Eurozone slump enters 6th quarter
The recession across the eurozone has extended into its sixth quarter - longer than the calamitous slump in the financial crisis of 2008-9.
Eurostat, the EU's statistics office, said that nine of the 17 eurozone countries are in recession, with France a notable addition to the list. Overall, the region's economy contracted 0.2% in the January-March period from the previous three months.
Although that is an improvement on the previous quarter's 0.6% decline, it is another unwelcome landmark for the single currency bloc as it grapples with a debt crisis which has forced governments to slash spending and raise taxes.
These austerity measures have inflicted severe economic pain and social unrest. Unemployment across the eurozone is currently at a record of 12.1% - in some countries, such as Greece, it is as high as 27.2%.
Although this recession is not nearly as deep as the one in 2008-9, it is the longest in the history of the euro, which was launched in 1999. A recession is officially defined as two straight quarters of negative growth.

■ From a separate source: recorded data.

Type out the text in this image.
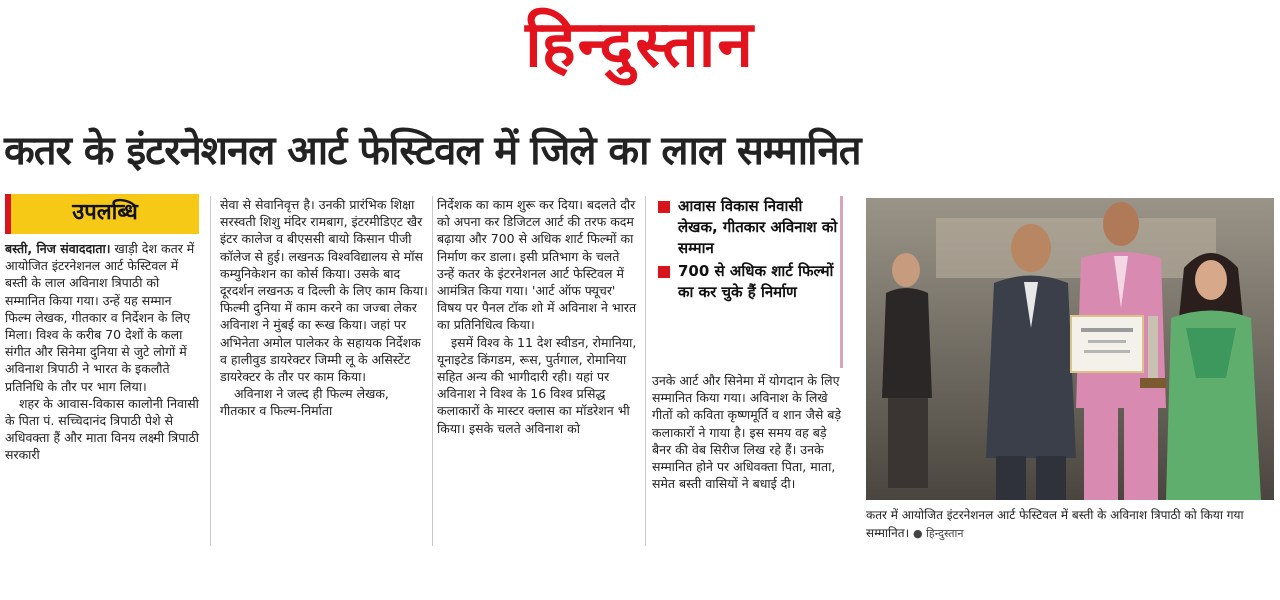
हिन्दुस्तान
कतर के इंटरनेशनल आर्ट फेस्टिवल में जिले का लाल सम्मानित
उपलब्धि

बस्ती, निज संवाददाता। खाड़ी देश कतर में आयोजित इंटरनेशनल आर्ट फेस्टिवल में बस्ती के लाल अविनाश त्रिपाठी को सम्मानित किया गया। उन्हें यह सम्मान फिल्म लेखक, गीतकार व निर्देशन के लिए मिला। विश्व के करीब 70 देशों के कला संगीत और सिनेमा दुनिया से जुटे लोगों में अविनाश त्रिपाठी ने भारत के इकलौते प्रतिनिधि के तौर पर भाग लिया।

शहर के आवास-विकास कालोनी निवासी के पिता पं. सच्चिदानंद त्रिपाठी पेशे से अधिवक्ता हैं और माता विनय लक्ष्मी त्रिपाठी सरकारी

सेवा से सेवानिवृत्त है। उनकी प्रारंभिक शिक्षा सरस्वती शिशु मंदिर रामबाग, इंटरमीडिएट खैर इंटर कालेज व बीएससी बायो किसान पीजी कॉलेज से हुई। लखनऊ विश्वविद्यालय से मॉस कम्युनिकेशन का कोर्स किया। उसके बाद दूरदर्शन लखनऊ व दिल्ली के लिए काम किया। फिल्मी दुनिया में काम करने का जज्बा लेकर अविनाश ने मुंबई का रूख किया। जहां पर अभिनेता अमोल पालेकर के सहायक निर्देशक व हालीवुड डायरेक्टर जिम्मी लू के असिस्टेंट डायरेक्टर के तौर पर काम किया।

अविनाश ने जल्द ही फिल्म लेखक, गीतकार व फिल्म-निर्माता

निर्देशक का काम शुरू कर दिया। बदलते दौर को अपना कर डिजिटल आर्ट की तरफ कदम बढ़ाया और 700 से अधिक शार्ट फिल्मों का निर्माण कर डाला। इसी प्रतिभाग के चलते उन्हें कतर के इंटरनेशनल आर्ट फेस्टिवल में आमंत्रित किया गया। 'आर्ट ऑफ फ्यूचर' विषय पर पैनल टॉक शो में अविनाश ने भारत का प्रतिनिधित्व किया।

इसमें विश्व के 11 देश स्वीडन, रोमानिया, यूनाइटेड किंगडम, रूस, पुर्तगाल, रोमानिया सहित अन्य की भागीदारी रही। यहां पर अविनाश ने विश्व के 16 विश्व प्रसिद्ध कलाकारों के मास्टर क्लास का मॉडरेशन भी किया। इसके चलते अविनाश को

आवास विकास निवासी लेखक, गीतकार अविनाश को सम्मान
700 से अधिक शार्ट फिल्मों का कर चुके हैं निर्माण

उनके आर्ट और सिनेमा में योगदान के लिए सम्मानित किया गया। अविनाश के लिखे गीतों को कविता कृष्णमूर्ति व शान जैसे बड़े कलाकारों ने गाया है। इस समय वह बड़े बैनर की वेब सिरीज लिख रहे हैं। उनके सम्मानित होने पर अधिवक्ता पिता, माता, समेत बस्ती वासियों ने बधाई दी।

कतर में आयोजित इंटरनेशनल आर्ट फेस्टिवल में बस्ती के अविनाश त्रिपाठी को किया गया सम्मानित। ● हिन्दुस्तान
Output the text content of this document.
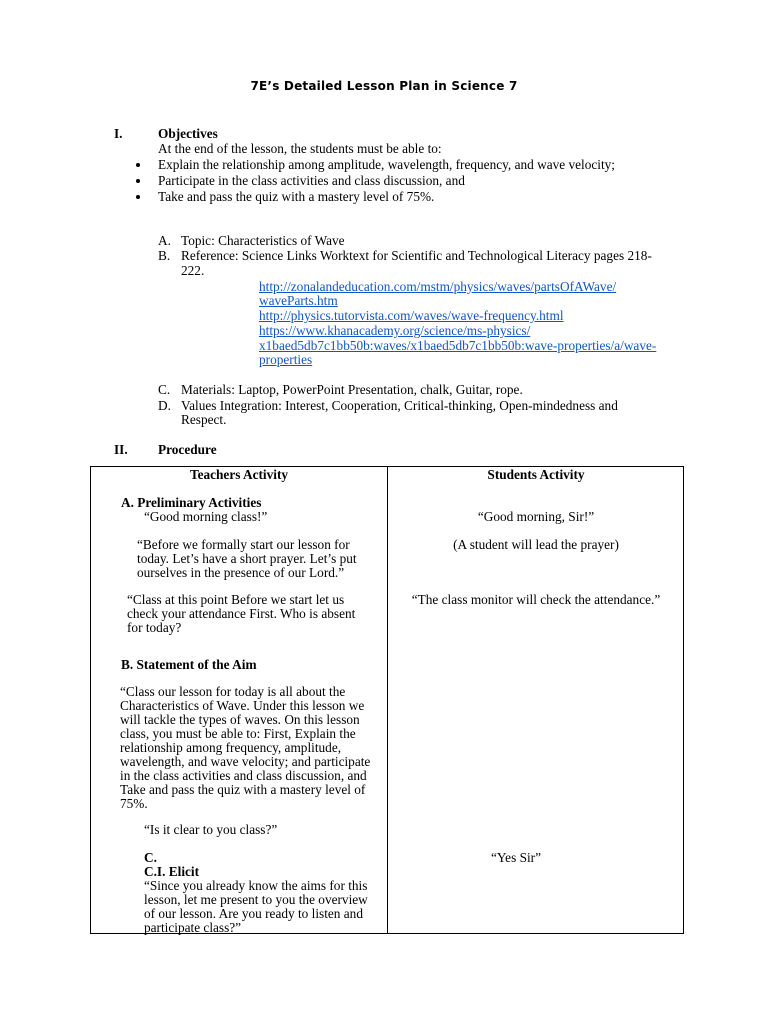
7E’s Detailed Lesson Plan in Science 7
I.	Objectives
At the end of the lesson, the students must be able to:
Explain the relationship among amplitude, wavelength, frequency, and wave velocity;
Participate in the class activities and class discussion, and
Take and pass the quiz with a mastery level of 75%.
A. Topic: Characteristics of Wave
B. Reference: Science Links Worktext for Scientific and Technological Literacy pages 218-
222.
http://zonalandeducation.com/mstm/physics/waves/partsOfAWave/
waveParts.htm
http://physics.tutorvista.com/waves/wave-frequency.html
https://www.khanacademy.org/science/ms-physics/
x1baed5db7c1bb50b:waves/x1baed5db7c1bb50b:wave-properties/a/wave-
properties
C. Materials: Laptop, PowerPoint Presentation, chalk, Guitar, rope.
D. Values Integration: Interest, Cooperation, Critical-thinking, Open-mindedness and
Respect.
II. Procedure
Teachers Activity
A. Preliminary Activities
“Good morning class!”
“Before we formally start our lesson for
today. Let’s have a short prayer. Let’s put
ourselves in the presence of our Lord.”
“Class at this point Before we start let us
check your attendance First. Who is absent
for today?
B. Statement of the Aim
“Class our lesson for today is all about the
Characteristics of Wave. Under this lesson we
will tackle the types of waves. On this lesson
class, you must be able to: First, Explain the
relationship among frequency, amplitude,
wavelength, and wave velocity; and participate
in the class activities and class discussion, and
Take and pass the quiz with a mastery level of
75%.
“Is it clear to you class?”
C.
C.I. Elicit
“Since you already know the aims for this
lesson, let me present to you the overview
of our lesson. Are you ready to listen and
participate class?”
Students Activity
“Good morning, Sir!”
(A student will lead the prayer)
“The class monitor will check the attendance.”
“Yes Sir”
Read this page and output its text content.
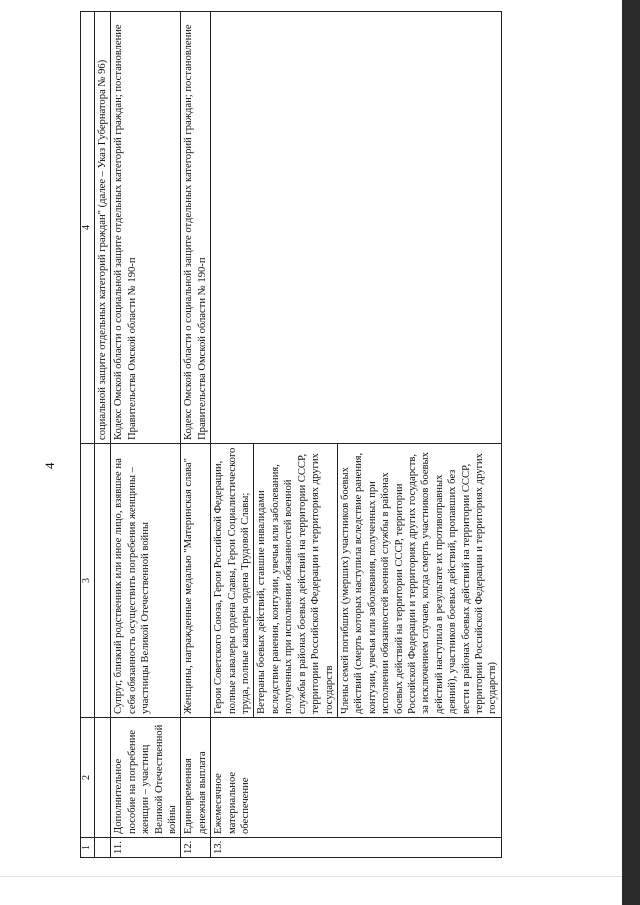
4
1	2	3	4
			социальной защите отдельных категорий граждан" (далее – Указ Губернатора № 96)
11.	Дополнительное пособие на погребение женщин – участниц Великой Отечественной войны	Супруг, близкий родственник или иное лицо, взявшее на себя обязанность осуществить погребения женщины – участницы Великой Отечественной войны	Кодекс Омской области о социальной защите отдельных категорий граждан; постановление Правительства Омской области № 190-п
12.	Единовременная денежная выплата	Женщины, награжденные медалью "Материнская слава"	Кодекс Омской области о социальной защите отдельных категорий граждан; постановление Правительства Омской области № 190-п
13.	Ежемесячное материальное обеспечение	Герои Советского Союза, Герои Российской Федерации, полные кавалеры ордена Славы, Герои Социалистического труда, полные кавалеры ордена Трудовой Славы; Ветераны боевых действий, ставшие инвалидами вследствие ранения, контузии, увечья или заболевания, полученных при исполнении обязанностей военной службы в районах боевых действий на территории СССР, территории Российской Федерации и территориях других государств Члены семей погибших (умерших) участников боевых действий (смерть которых наступила вследствие ранения, контузии, увечья или заболевания, полученных при исполнении обязанностей военной службы в районах боевых действий на территории СССР, территории Российской Федерации и территориях других государств, за исключением случаев, когда смерть участников боевых действий наступила в результате их противоправных деяний), участников боевых действий, пропавших без вести в районах боевых действий на территории СССР, территории Российской Федерации и территориях других государств)	
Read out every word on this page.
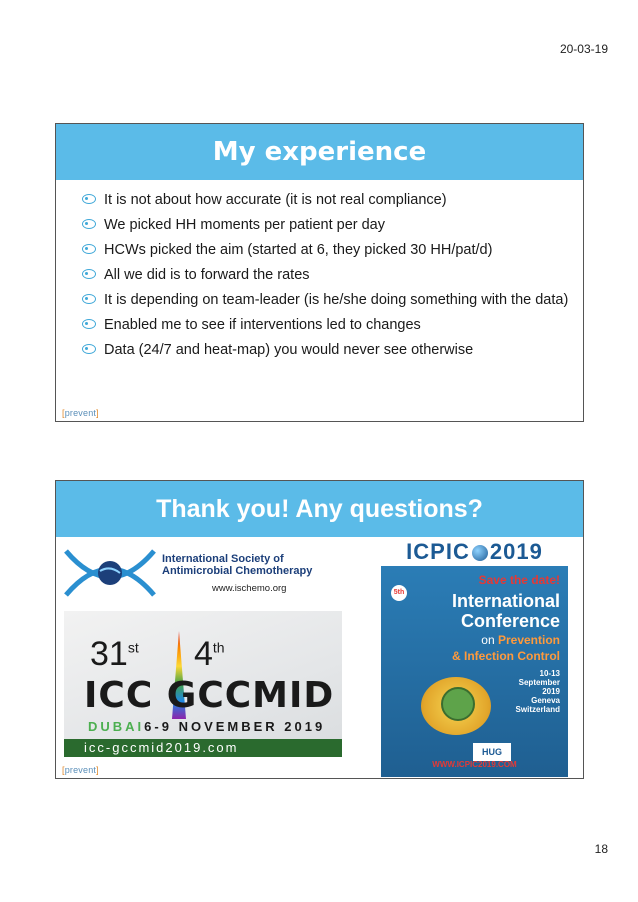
20-03-19
My experience
It is not about how accurate (it is not real compliance)
We picked HH moments per patient per day
HCWs picked the aim (started at 6, they picked 30 HH/pat/d)
All we did is to forward the rates
It is depending on team-leader (is he/she doing something with the data)
Enabled me to see if interventions led to changes
Data (24/7 and heat-map) you would never see otherwise
[prevent]
Thank you! Any questions?
International Society of
Antimicrobial Chemotherapy
www.ischemo.org
31st 4th
ICC GCCMID
DUBAI6-9 NOVEMBER 2019
icc-gccmid2019.com
ICPIC 2019
5th
Save the date!
International
Conference
on Prevention
& Infection Control
10-13
September
2019
Geneva
Switzerland
HUG
WWW.ICPIC2019.COM
[prevent]
18
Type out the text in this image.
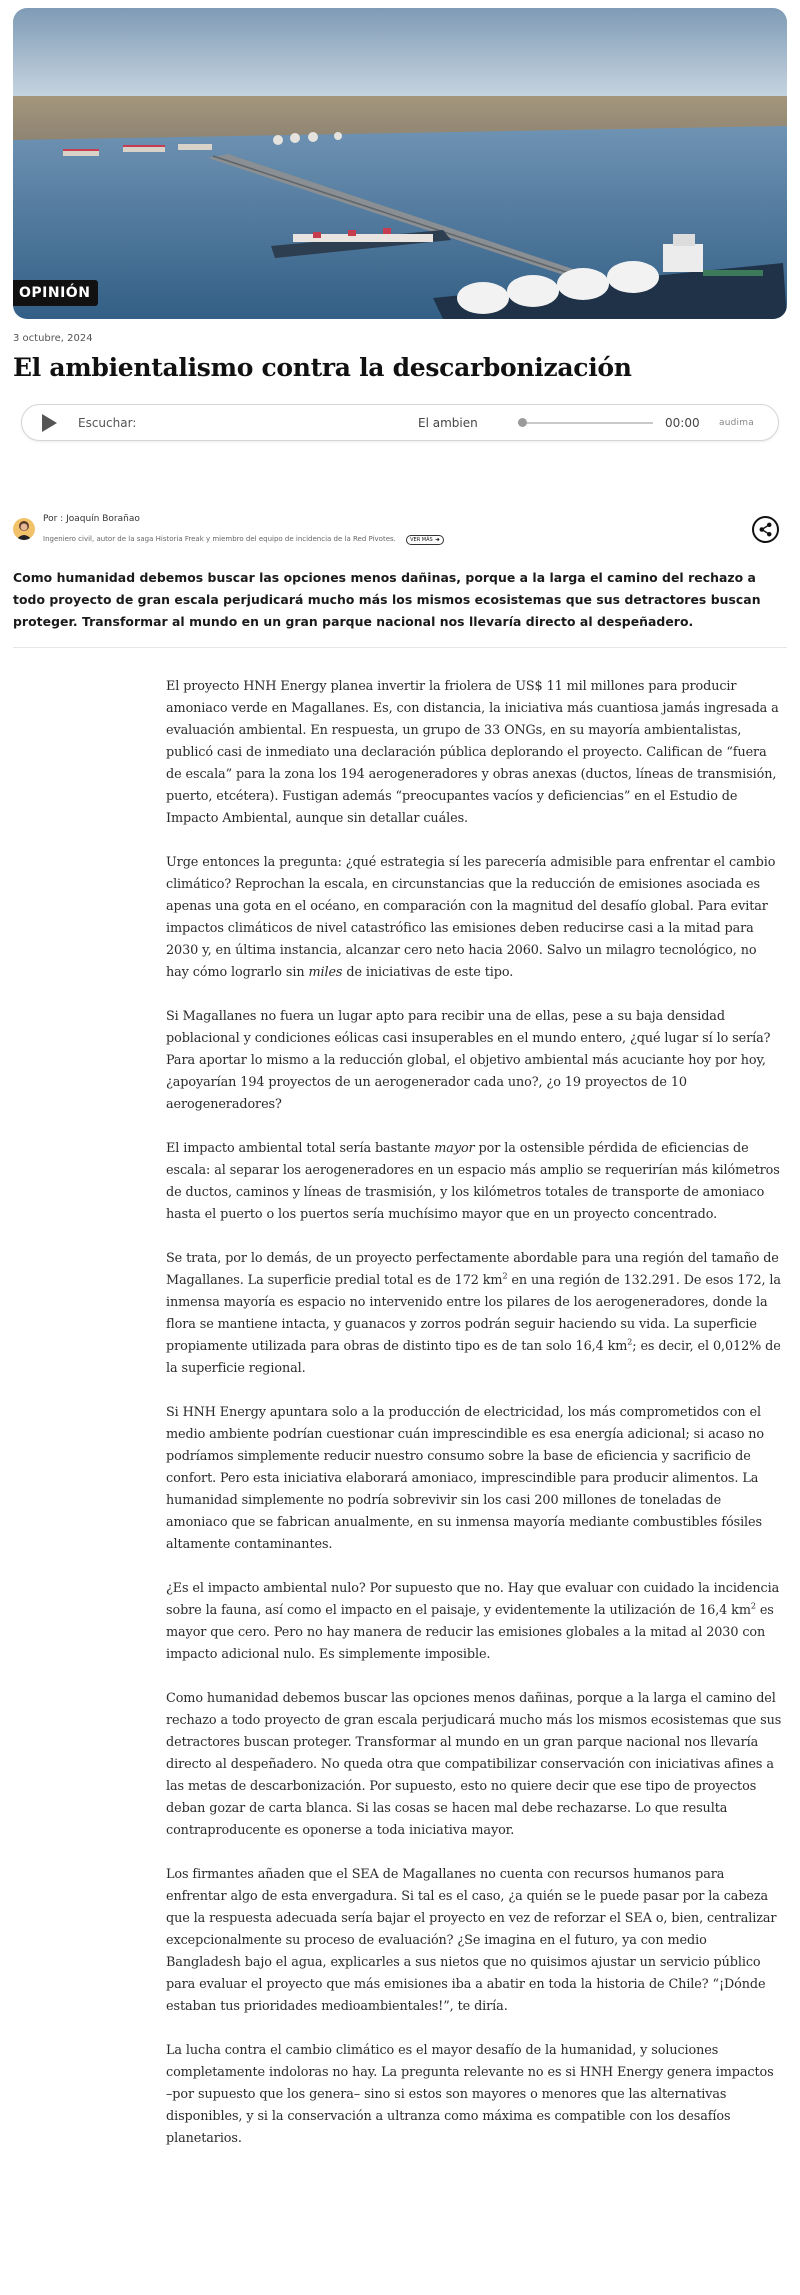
OPINIÓN
3 octubre, 2024
El ambientalismo contra la descarbonización
Escuchar:	El ambien	00:00	audima
Por : Joaquín Borañao
Ingeniero civil, autor de la saga Historia Freak y miembro del equipo de incidencia de la Red Pivotes.	VER MÁS

Como humanidad debemos buscar las opciones menos dañinas, porque a la larga el camino del rechazo a todo proyecto de gran escala perjudicará mucho más los mismos ecosistemas que sus detractores buscan proteger. Transformar al mundo en un gran parque nacional nos llevaría directo al despeñadero.

El proyecto HNH Energy planea invertir la friolera de US$ 11 mil millones para producir amoniaco verde en Magallanes. Es, con distancia, la iniciativa más cuantiosa jamás ingresada a evaluación ambiental. En respuesta, un grupo de 33 ONGs, en su mayoría ambientalistas, publicó casi de inmediato una declaración pública deplorando el proyecto. Califican de “fuera de escala” para la zona los 194 aerogeneradores y obras anexas (ductos, líneas de transmisión, puerto, etcétera). Fustigan además “preocupantes vacíos y deficiencias” en el Estudio de Impacto Ambiental, aunque sin detallar cuáles.

Urge entonces la pregunta: ¿qué estrategia sí les parecería admisible para enfrentar el cambio climático? Reprochan la escala, en circunstancias que la reducción de emisiones asociada es apenas una gota en el océano, en comparación con la magnitud del desafío global. Para evitar impactos climáticos de nivel catastrófico las emisiones deben reducirse casi a la mitad para 2030 y, en última instancia, alcanzar cero neto hacia 2060. Salvo un milagro tecnológico, no hay cómo lograrlo sin miles de iniciativas de este tipo.

Si Magallanes no fuera un lugar apto para recibir una de ellas, pese a su baja densidad poblacional y condiciones eólicas casi insuperables en el mundo entero, ¿qué lugar sí lo sería? Para aportar lo mismo a la reducción global, el objetivo ambiental más acuciante hoy por hoy, ¿apoyarían 194 proyectos de un aerogenerador cada uno?, ¿o 19 proyectos de 10 aerogeneradores?

El impacto ambiental total sería bastante mayor por la ostensible pérdida de eficiencias de escala: al separar los aerogeneradores en un espacio más amplio se requerirían más kilómetros de ductos, caminos y líneas de trasmisión, y los kilómetros totales de transporte de amoniaco hasta el puerto o los puertos sería muchísimo mayor que en un proyecto concentrado.

Se trata, por lo demás, de un proyecto perfectamente abordable para una región del tamaño de Magallanes. La superficie predial total es de 172 $km^2$ en una región de 132.291. De esos 172, la inmensa mayoría es espacio no intervenido entre los pilares de los aerogeneradores, donde la flora se mantiene intacta, y guanacos y zorros podrán seguir haciendo su vida. La superficie propiamente utilizada para obras de distinto tipo es de tan solo 16,4 $km^2$; es decir, el 0,012% de la superficie regional.

Si HNH Energy apuntara solo a la producción de electricidad, los más comprometidos con el medio ambiente podrían cuestionar cuán imprescindible es esa energía adicional; si acaso no podríamos simplemente reducir nuestro consumo sobre la base de eficiencia y sacrificio de confort. Pero esta iniciativa elaborará amoniaco, imprescindible para producir alimentos. La humanidad simplemente no podría sobrevivir sin los casi 200 millones de toneladas de amoniaco que se fabrican anualmente, en su inmensa mayoría mediante combustibles fósiles altamente contaminantes.

¿Es el impacto ambiental nulo? Por supuesto que no. Hay que evaluar con cuidado la incidencia sobre la fauna, así como el impacto en el paisaje, y evidentemente la utilización de 16,4 $km^2$ es mayor que cero. Pero no hay manera de reducir las emisiones globales a la mitad al 2030 con impacto adicional nulo. Es simplemente imposible.

Como humanidad debemos buscar las opciones menos dañinas, porque a la larga el camino del rechazo a todo proyecto de gran escala perjudicará mucho más los mismos ecosistemas que sus detractores buscan proteger. Transformar al mundo en un gran parque nacional nos llevaría directo al despeñadero. No queda otra que compatibilizar conservación con iniciativas afines a las metas de descarbonización. Por supuesto, esto no quiere decir que ese tipo de proyectos deban gozar de carta blanca. Si las cosas se hacen mal debe rechazarse. Lo que resulta contraproducente es oponerse a toda iniciativa mayor.

Los firmantes añaden que el SEA de Magallanes no cuenta con recursos humanos para enfrentar algo de esta envergadura. Si tal es el caso, ¿a quién se le puede pasar por la cabeza que la respuesta adecuada sería bajar el proyecto en vez de reforzar el SEA o, bien, centralizar excepcionalmente su proceso de evaluación? ¿Se imagina en el futuro, ya con medio Bangladesh bajo el agua, explicarles a sus nietos que no quisimos ajustar un servicio público para evaluar el proyecto que más emisiones iba a abatir en toda la historia de Chile? “¡Dónde estaban tus prioridades medioambientales!”, te diría.

La lucha contra el cambio climático es el mayor desafío de la humanidad, y soluciones completamente indoloras no hay. La pregunta relevante no es si HNH Energy genera impactos –por supuesto que los genera– sino si estos son mayores o menores que las alternativas disponibles, y si la conservación a ultranza como máxima es compatible con los desafíos planetarios.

"The eurozone is facing a double blow from necessary restructuring of its domestic economy and somewhat disappointing growth in world trade, in particular demand from emerging markets," said Marie Diron, senior economic adviser to Ernst & Young.
There was also bad news for the wider 27-country EU. It too is now officially in recession after shrinking by 0.1% in the first quarter, following a 0.5% drop in the previous period.Other major economies have faltered this year but none are in recession. The annualized contraction in the eurozone of around 0.9% contrasts with the equivalent expansion of the US of 2.5%. Meanwhile, China, the world's number two economy, is growing around 8% a year.
For many analysts, that discrepancy highlights Europe's flawed economic approach since the end of the financial crisis. Instead of keeping the spending taps on - as the US has largely done - the region concentrated on austerity even though companies and consumers were not able to plug the gap left by the retrenching state.
However, there have been some recent indications that Europe's leaders are willing to ease up on their adherence to cuts and tax rises at a time of recession. Some countries, for example, are being given more time to meet certain economic and financial targets. But the malaise is now spreading to the core countries. Figures showed Germany, the largest economy, grew by a less-than-anticipated quarterly rate of 0.1%, largely because of a severe winter.
Germany's paltry growth still allowed it to avoid a recession following the previous quarter's 0.7% fall, when orders for the country's high-value good from its struggling euro neighbours declined. However, France, Europe's second-largest economy, has not avoided that fate. On the first anniversary of Francois Hollande becoming president, figures showed that the country's economy contracted by a quarterly rate of 0.2% for the second quarter running.